The largest payment was £949,000 to the BBC's former deputy director general Mark Byford, while the BBC's former chief operating officer, Caroline Thomson, received a package of £670,000.
Director general of the BBC, Tony Hall, told staff in a statement: "Since I arrived at the BBC at the beginning of the month, a key concern from people I have met has been the large amount of severance pay, including redundancy, the BBC has paid to former managers. Today I am proposing capping these payments at £150,000.
"I believe we have to address this because the settlements of the past can no longer be justified."

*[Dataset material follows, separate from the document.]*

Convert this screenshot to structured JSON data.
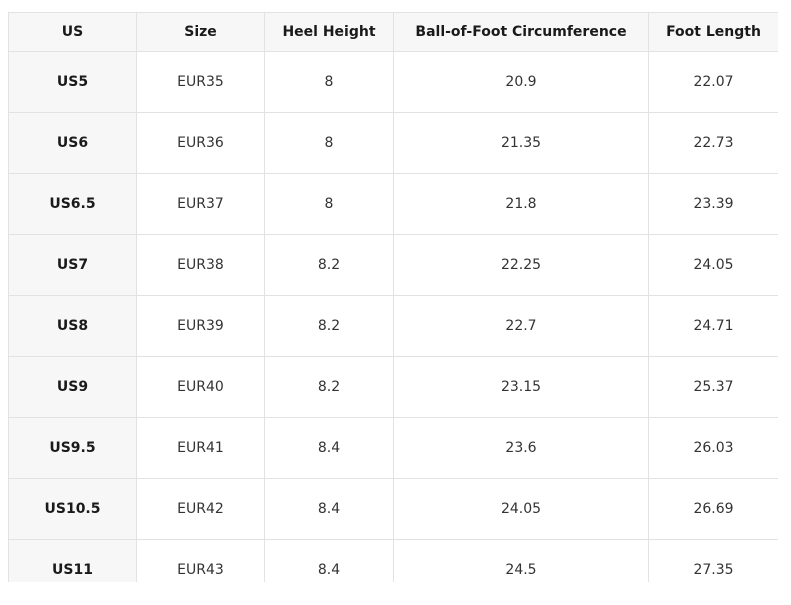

Anger has been expressed by the NUJ over the high redundancy payments while staff face up to 2,000 job cuts as part of the BBC's Delivering Quality First (DQF) programme. Easter TV schedules were disrupted last month after a strike over the plans and claims of institutionalised bullying. Earlier this month, the NUJ called on Tony Hall to prevent job cuts as he took up the role of director general.
NUJ general secretary Michelle Stanistreet said: "This is a welcome development. These obscene payments were being paid while other members of the BBC were being forced out of their jobs.
"The so-called Delivering Quality First programme will involve the loss of 2,000 jobs across the BBC - you can't make cuts of that size without seriously undermining quality journalism."
The NUJ reiterated its call for a six-month moratorium for discussions with BBC management on how to manage cuts and impact on staff and services.
"This is a genuine offer to discuss how they can best be made without having a detrimental impact on the quality of programmes and without adding to the workload and stress levels of our members," added Stanistreet.
"At present we have a situation where redundancies are being made in one part of the organisation while vacancies are being advertised in another."
The BBC said consultations with individuals and recognised trade unions will continue before proposals are finalised.